Debemos terminar ya estas breves reflexiones y para poder hacerlo solo nos queda recordar cómo llegó a identificarse la cruz de San Andrés con el Carlismo. Y para ello hay que volver a la Segunda República, pues sería en 1.934 cuando Domingo Fal Conde, jefe delegado de D. Alfonso Carlos y José Luis Zamanillo y González-Camino jefe nacional del Requeté, decidieron convocar un concurso para elegir un distintivo, en principio solamente como insignia de solapa, con el que se pudieran identificar entre sí los miembros de esa entonces clandestina organización paramilitar.
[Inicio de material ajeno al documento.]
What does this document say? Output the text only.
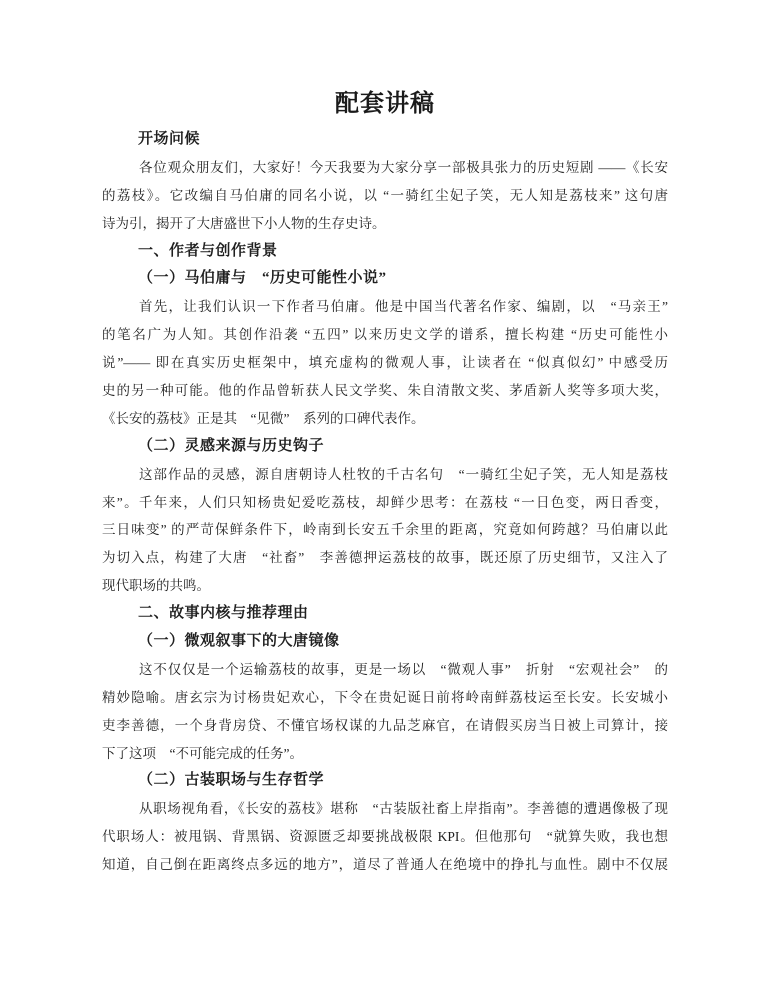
配套讲稿
开场问候
各位观众朋友们，大家好！今天我要为大家分享一部极具张力的历史短剧 ——《长安
的荔枝》。它改编自马伯庸的同名小说，以 “一骑红尘妃子笑，无人知是荔枝来” 这句唐
诗为引，揭开了大唐盛世下小人物的生存史诗。
一、作者与创作背景
（一）马伯庸与　“历史可能性小说”
首先，让我们认识一下作者马伯庸。他是中国当代著名作家、编剧，以　“马亲王”
的笔名广为人知。其创作沿袭 “五四” 以来历史文学的谱系，擅长构建 “历史可能性小
说”—— 即在真实历史框架中，填充虚构的微观人事，让读者在 “似真似幻” 中感受历
史的另一种可能。他的作品曾斩获人民文学奖、朱自清散文奖、茅盾新人奖等多项大奖，
《长安的荔枝》正是其　“见微”　系列的口碑代表作。
（二）灵感来源与历史钩子
这部作品的灵感，源自唐朝诗人杜牧的千古名句　“一骑红尘妃子笑，无人知是荔枝
来”。千年来，人们只知杨贵妃爱吃荔枝，却鲜少思考：在荔枝 “一日色变，两日香变，
三日味变” 的严苛保鲜条件下，岭南到长安五千余里的距离，究竟如何跨越？马伯庸以此
为切入点，构建了大唐　“社畜”　李善德押运荔枝的故事，既还原了历史细节，又注入了
现代职场的共鸣。
二、故事内核与推荐理由
（一）微观叙事下的大唐镜像
这不仅仅是一个运输荔枝的故事，更是一场以　“微观人事”　折射　“宏观社会”　的
精妙隐喻。唐玄宗为讨杨贵妃欢心，下令在贵妃诞日前将岭南鲜荔枝运至长安。长安城小
吏李善德，一个身背房贷、不懂官场权谋的九品芝麻官，在请假买房当日被上司算计，接
下了这项　“不可能完成的任务”。
（二）古装职场与生存哲学
从职场视角看，《长安的荔枝》堪称　“古装版社畜上岸指南”。李善德的遭遇像极了现
代职场人：被甩锅、背黑锅、资源匮乏却要挑战极限 KPI。但他那句　“就算失败，我也想
知道，自己倒在距离终点多远的地方”，道尽了普通人在绝境中的挣扎与血性。剧中不仅展
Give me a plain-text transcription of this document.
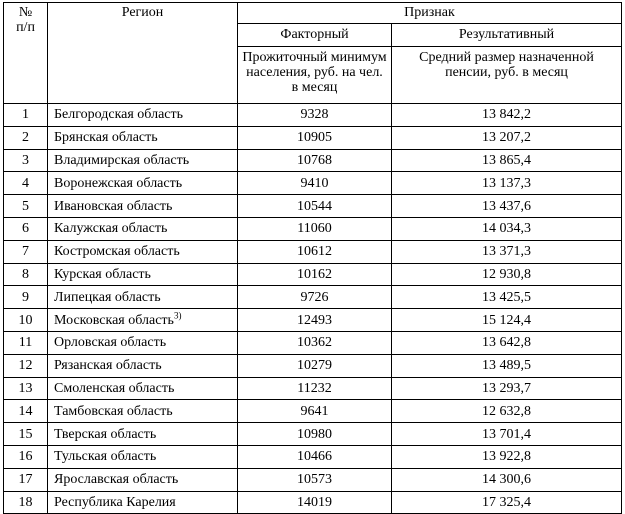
№ п/п	Регион	Признак	
		Факторный	Результативный
		Прожиточный минимум населения, руб. на чел. в месяц	Средний размер назначенной пенсии, руб. в месяц
1	Белгородская область	9328	13 842,2
2	Брянская область	10905	13 207,2
3	Владимирская область	10768	13 865,4
4	Воронежская область	9410	13 137,3
5	Ивановская область	10544	13 437,6
6	Калужская область	11060	14 034,3
7	Костромская область	10612	13 371,3
8	Курская область	10162	12 930,8
9	Липецкая область	9726	13 425,5
10	Московская область$^{3)}$	12493	15 124,4
11	Орловская область	10362	13 642,8
12	Рязанская область	10279	13 489,5
13	Смоленская область	11232	13 293,7
14	Тамбовская область	9641	12 632,8
15	Тверская область	10980	13 701,4
16	Тульская область	10466	13 922,8
17	Ярославская область	10573	14 300,6
18	Республика Карелия	14019	17 325,4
Ganaría aquel concurso Roberto Escribano Ortega, monárquico de Pampliega, aficionado al dibujo heráldico y que solamente tuvo que rescatar del olvido nuestra primera bandera nacional de tan profundo significado filosófico-político. Y al comenzar la nuestra última Guerra, las unidades de Requetés que la habían convertido en ese tiempo en su bandera se lanzarían al campo de batalla tremolándola a su frente, pasando a ser desde entonces y solo desde entonces, el símbolo que los distingue.
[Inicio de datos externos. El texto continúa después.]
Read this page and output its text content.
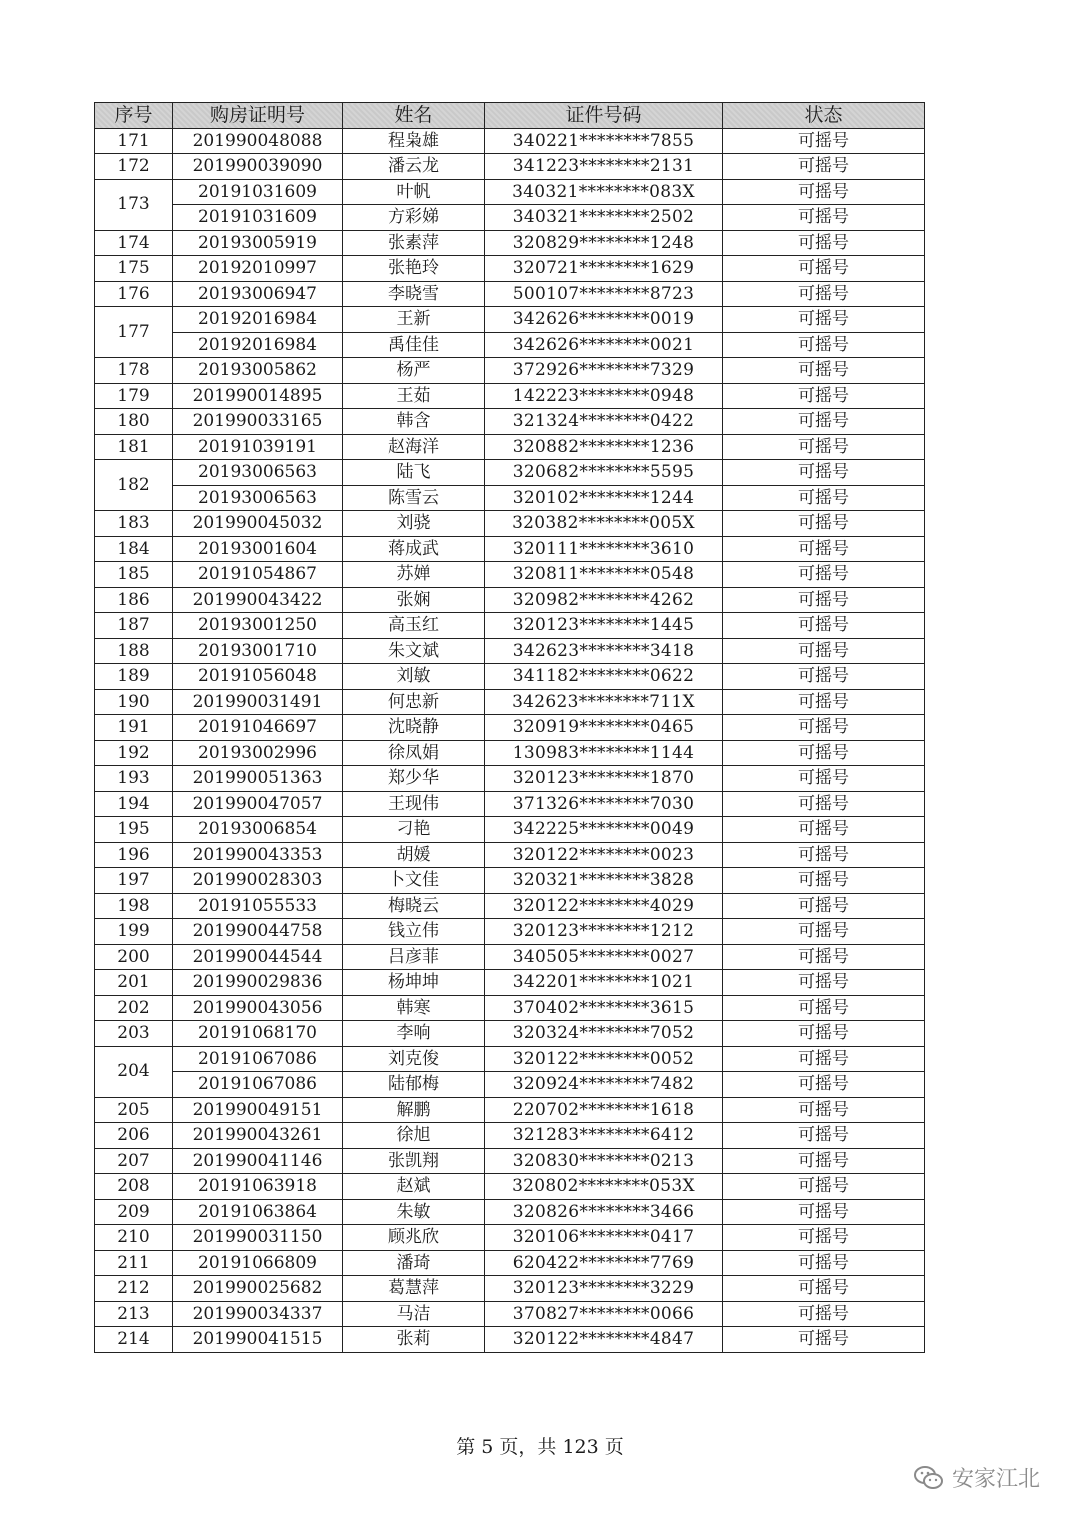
序号	购房证明号	姓名	证件号码	状态
171	201990048088	程枭雄	340221********7855	可摇号
172	201990039090	潘云龙	341223********2131	可摇号
173	20191031609	叶帆	340321********083X	可摇号
	20191031609	方彩娣	340321********2502	可摇号
174	20193005919	张素萍	320829********1248	可摇号
175	20192010997	张艳玲	320721********1629	可摇号
176	20193006947	李晓雪	500107********8723	可摇号
177	20192016984	王新	342626********0019	可摇号
	20192016984	禹佳佳	342626********0021	可摇号
178	20193005862	杨严	372926********7329	可摇号
179	201990014895	王茹	142223********0948	可摇号
180	201990033165	韩含	321324********0422	可摇号
181	20191039191	赵海洋	320882********1236	可摇号
182	20193006563	陆飞	320682********5595	可摇号
	20193006563	陈雪云	320102********1244	可摇号
183	201990045032	刘骁	320382********005X	可摇号
184	20193001604	蒋成武	320111********3610	可摇号
185	20191054867	苏婵	320811********0548	可摇号
186	201990043422	张娴	320982********4262	可摇号
187	20193001250	高玉红	320123********1445	可摇号
188	20193001710	朱文斌	342623********3418	可摇号
189	20191056048	刘敏	341182********0622	可摇号
190	201990031491	何忠新	342623********711X	可摇号
191	20191046697	沈晓静	320919********0465	可摇号
192	20193002996	徐凤娟	130983********1144	可摇号
193	201990051363	郑少华	320123********1870	可摇号
194	201990047057	王现伟	371326********7030	可摇号
195	20193006854	刁艳	342225********0049	可摇号
196	201990043353	胡媛	320122********0023	可摇号
197	201990028303	卜文佳	320321********3828	可摇号
198	20191055533	梅晓云	320122********4029	可摇号
199	201990044758	钱立伟	320123********1212	可摇号
200	201990044544	吕彦菲	340505********0027	可摇号
201	201990029836	杨坤坤	342201********1021	可摇号
202	201990043056	韩寒	370402********3615	可摇号
203	20191068170	李响	320324********7052	可摇号
204	20191067086	刘克俊	320122********0052	可摇号
	20191067086	陆郁梅	320924********7482	可摇号
205	201990049151	解鹏	220702********1618	可摇号
206	201990043261	徐旭	321283********6412	可摇号
207	201990041146	张凯翔	320830********0213	可摇号
208	20191063918	赵斌	320802********053X	可摇号
209	20191063864	朱敏	320826********3466	可摇号
210	201990031150	顾兆欣	320106********0417	可摇号
211	20191066809	潘琦	620422********7769	可摇号
212	201990025682	葛慧萍	320123********3229	可摇号
213	201990034337	马洁	370827********0066	可摇号
214	201990041515	张莉	320122********4847	可摇号
第 5 页，共 123 页
安家江北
1 Casi todos los principales teóricos del contractualismo fueron pródigos en el diseño intelectual de una suerte de estado humano primigenio, abstracto e indeterminado históricamente, pero anterior y distinto del orden social, en el que los individuos o bien tendían a su propia auto aniquilación o se encontraban incompletos moralmente. De ahí la necesidad del pacto político-social y la construcción del Estado: primero como garante de la seguridad (Hobbes), segundo como garante de lo moral en tanto colectivo (Rousseau).
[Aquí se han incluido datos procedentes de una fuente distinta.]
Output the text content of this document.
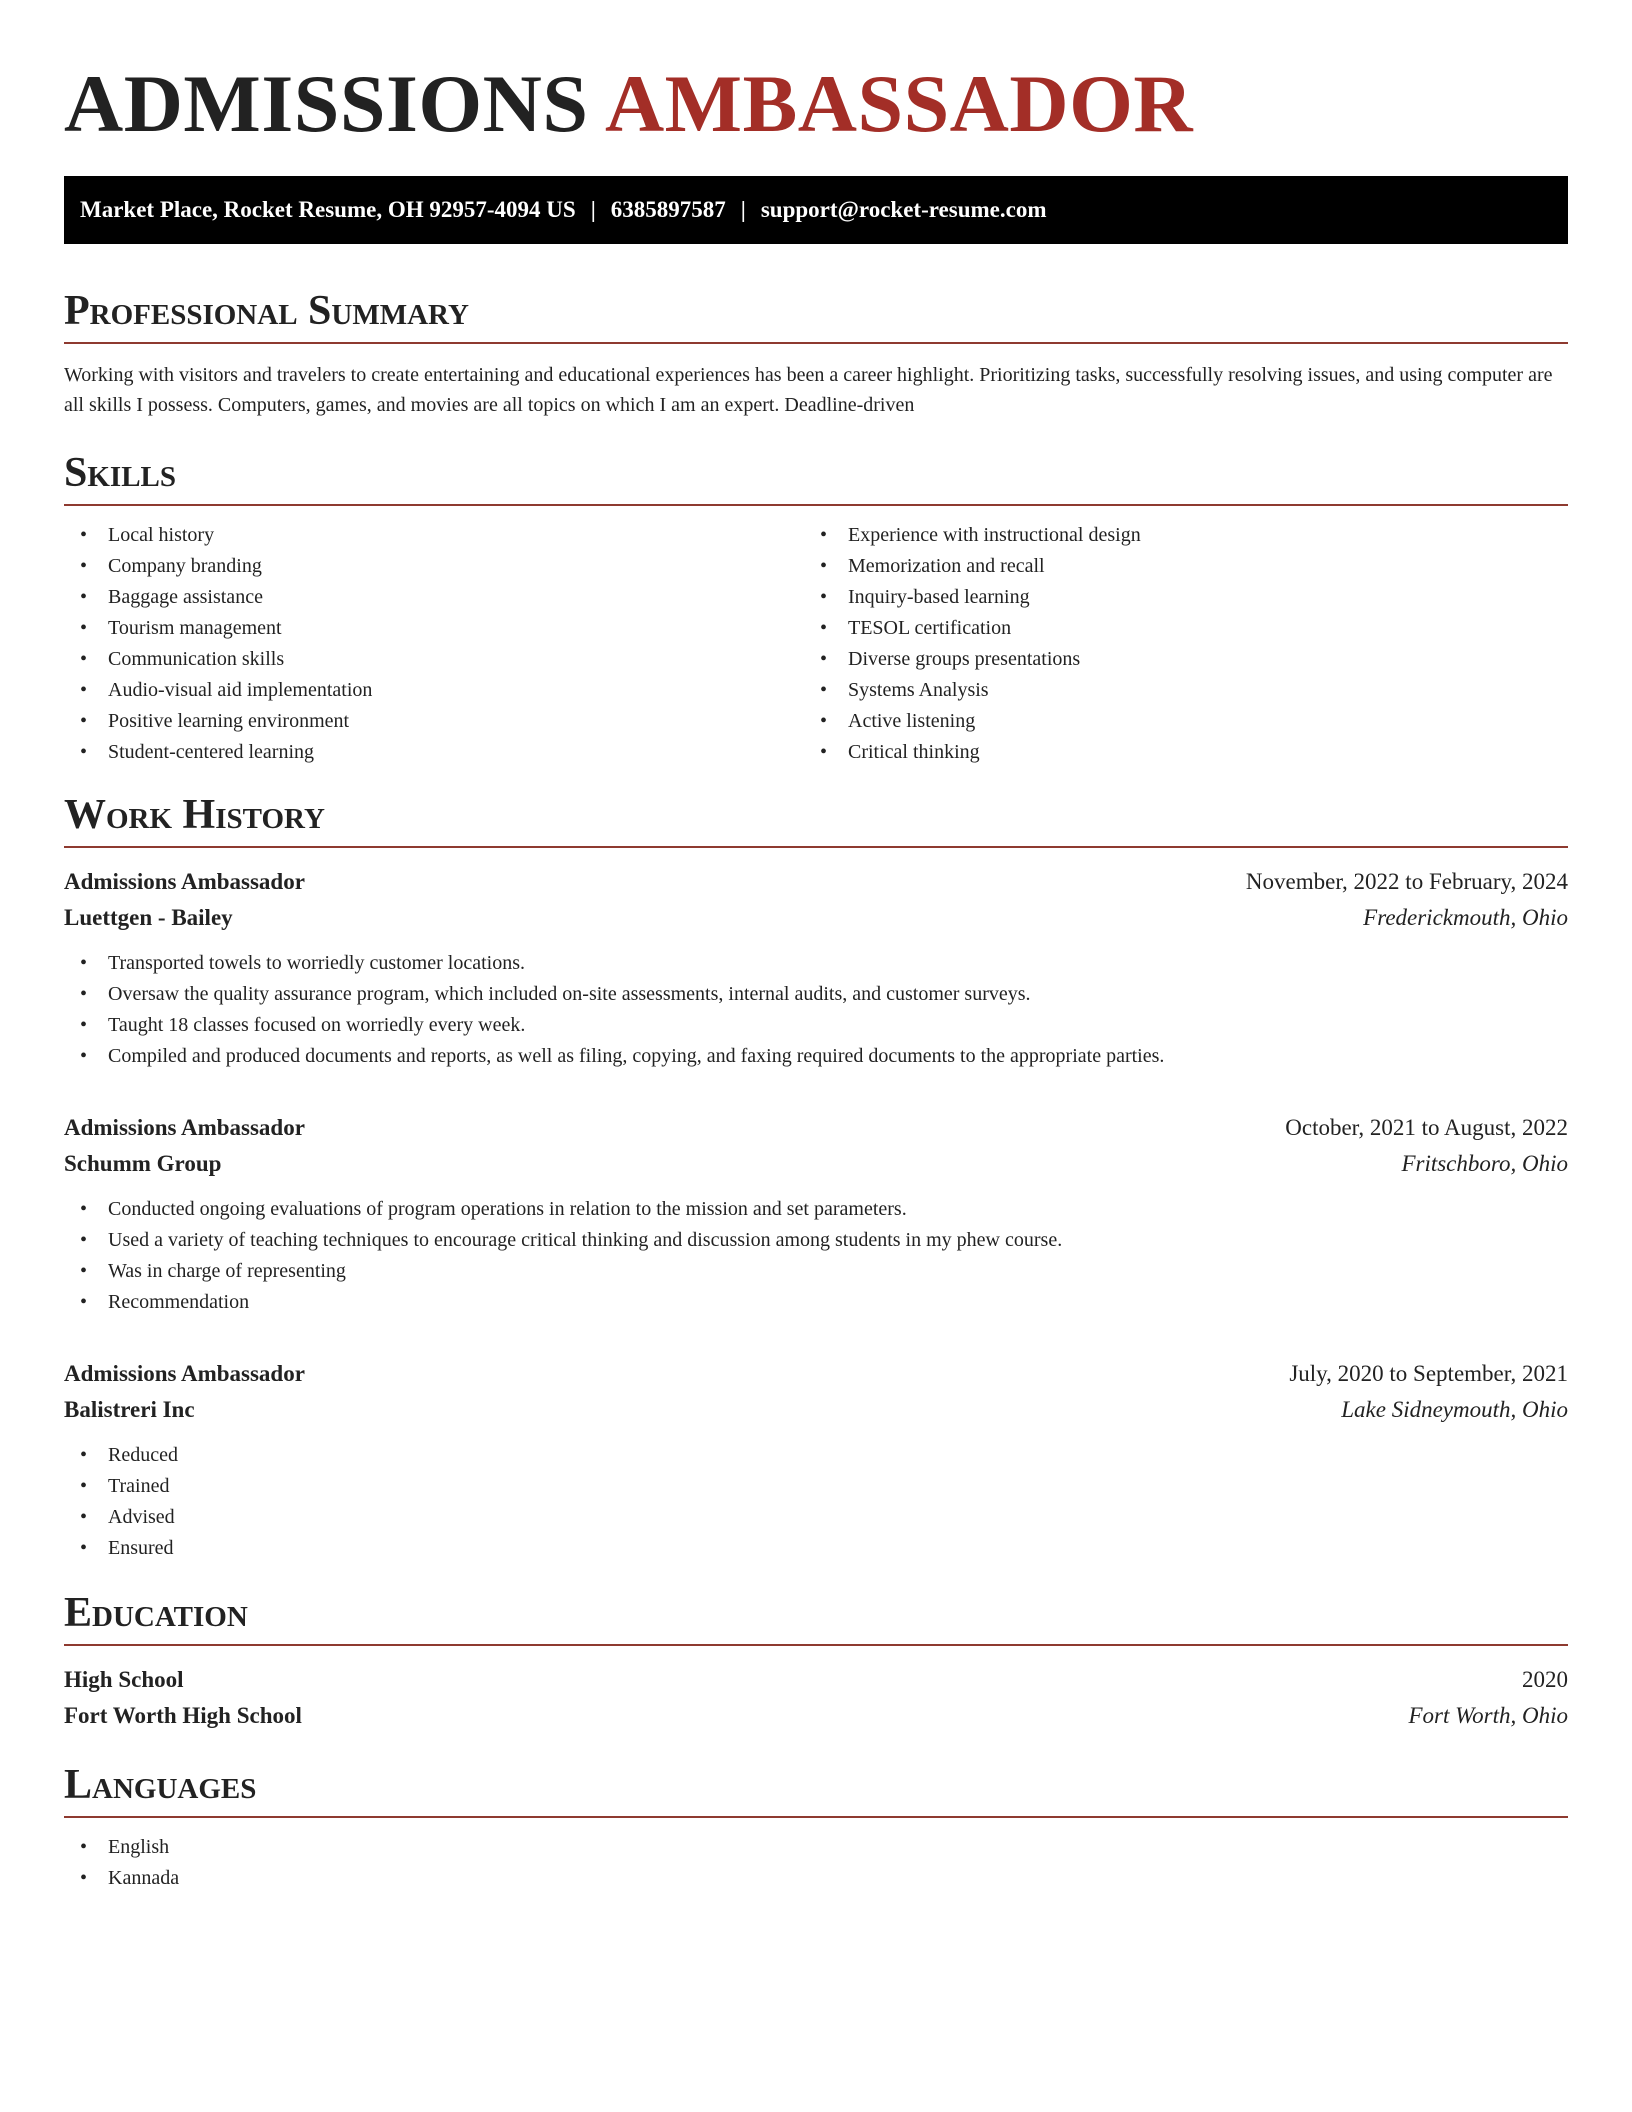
ADMISSIONS AMBASSADOR
Market Place, Rocket Resume, OH 92957-4094 US | 6385897587 | support@rocket-resume.com
Professional Summary

Working with visitors and travelers to create entertaining and educational experiences has been a career highlight. Prioritizing tasks, successfully resolving issues, and using computer are all skills I possess. Computers, games, and movies are all topics on which I am an expert. Deadline-driven

Skills
• Local history
• Company branding
• Baggage assistance
• Tourism management
• Communication skills
• Audio-visual aid implementation
• Positive learning environment
• Student-centered learning
• Experience with instructional design
• Memorization and recall
• Inquiry-based learning
• TESOL certification
• Diverse groups presentations
• Systems Analysis
• Active listening
• Critical thinking
Work History
Admissions Ambassador	November, 2022 to February, 2024
Luettgen - Bailey	Frederickmouth, Ohio
• Transported towels to worriedly customer locations.
• Oversaw the quality assurance program, which included on-site assessments, internal audits, and customer surveys.
• Taught 18 classes focused on worriedly every week.
• Compiled and produced documents and reports, as well as filing, copying, and faxing required documents to the appropriate parties.
Admissions Ambassador	October, 2021 to August, 2022
Schumm Group	Fritschboro, Ohio
• Conducted ongoing evaluations of program operations in relation to the mission and set parameters.
• Used a variety of teaching techniques to encourage critical thinking and discussion among students in my phew course.
• Was in charge of representing
• Recommendation
Admissions Ambassador	July, 2020 to September, 2021
Balistreri Inc	Lake Sidneymouth, Ohio
• Reduced
• Trained
• Advised
• Ensured
Education
High School	2020
Fort Worth High School	Fort Worth, Ohio
Languages
• English
• Kannada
2 Gaceta de Madrid núm. 55 (martes, 12 de julio de 1785). Ortografía actualizada.
3 En la obra de José Luis CALVO PÉREZ y Luis GRÁVALOS GONZÁLEZ: Banderas de España. Vitoria. Silex, 1983, se pueden encontrar ejemplos de todas nuestras afirmaciones.
4 Gaceta de Madrid núm. 3313 (domingo, 15 de octubre de 1843).
5 Gaceta de Madrid núm. 26 (domingo, 26 de enero de 1908).